In the world of social media there is news everywhere and journalists can find news sources at the click of a button, albeit with a few fact-checking exercises too! The common misconception is that journalists don’t have time to talk on the phone or spend time with you anymore – sure, they’re on tight schedules but so are the rest of us. Inspirational and Motivational Speaker, Steve Judge says “We all have the same amount of time, it’s what we do with it that matters”.

  1. Give them a story that helps them tell theirs
    As someone who is a consumer of news and information, you’re attracted to news about people. Maybe a certain person, family, friends or a community but you don’t want to hear about something that is general; you want something that is personal.
    There’s absolutely nothing wrong with sending a press release; but don’t mistake that for the story. The press release helps a journalist to tell the story.
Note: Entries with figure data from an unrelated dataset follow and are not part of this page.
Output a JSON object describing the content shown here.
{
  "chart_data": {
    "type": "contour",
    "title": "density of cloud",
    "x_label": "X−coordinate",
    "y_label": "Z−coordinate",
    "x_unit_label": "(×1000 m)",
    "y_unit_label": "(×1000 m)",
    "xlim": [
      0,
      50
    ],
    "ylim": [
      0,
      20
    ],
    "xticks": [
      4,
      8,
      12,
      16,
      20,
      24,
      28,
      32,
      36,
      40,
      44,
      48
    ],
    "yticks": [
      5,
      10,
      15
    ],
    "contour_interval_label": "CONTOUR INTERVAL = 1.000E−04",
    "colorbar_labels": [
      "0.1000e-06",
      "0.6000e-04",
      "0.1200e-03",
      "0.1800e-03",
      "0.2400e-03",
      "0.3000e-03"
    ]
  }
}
  2. Give them the visuals!
    Whether they’re eye-catching photographs that fit your organisation’s brand or a snazzy infographic, great visuals are brilliant at helping to tell the story. Given the increased amount of content available now, yours needs to stand out! It’ll benefit you to help out the reporter by handing them the visuals you want.
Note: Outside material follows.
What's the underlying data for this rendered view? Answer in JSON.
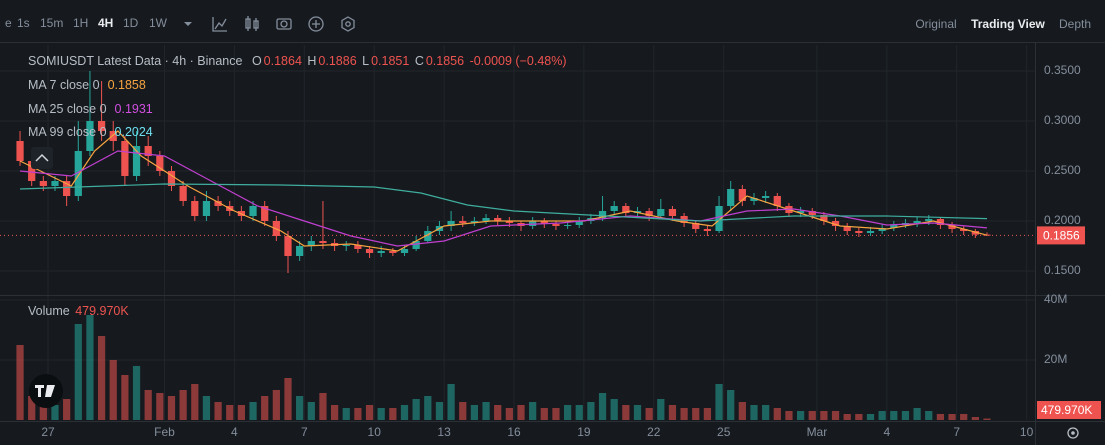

  3. Know (and understand!) what they report on
    The advice “do your homework” is so obvious and basic and yet people still don’t follow it. It’s always a great idea to do some research into what your reporter contacts have reported on over the last year or so – this is where their interests lie. If they’re not reporting on anything similar to your story, it may be more beneficial to strike up a relationship with another reporter. Would you send a story about your latest product to a crime reporter? Most of the time, probably not.
  4. Share your information with no strings attached
    Information is currency; but in this case you’re trading without expecting something back instantly. It may be a few days before your story appears and it’s a difficult sensation to get used to. Try and share industry information from that conference you went to that hasn’t been widely published yet and reporters are more likely to come back to you!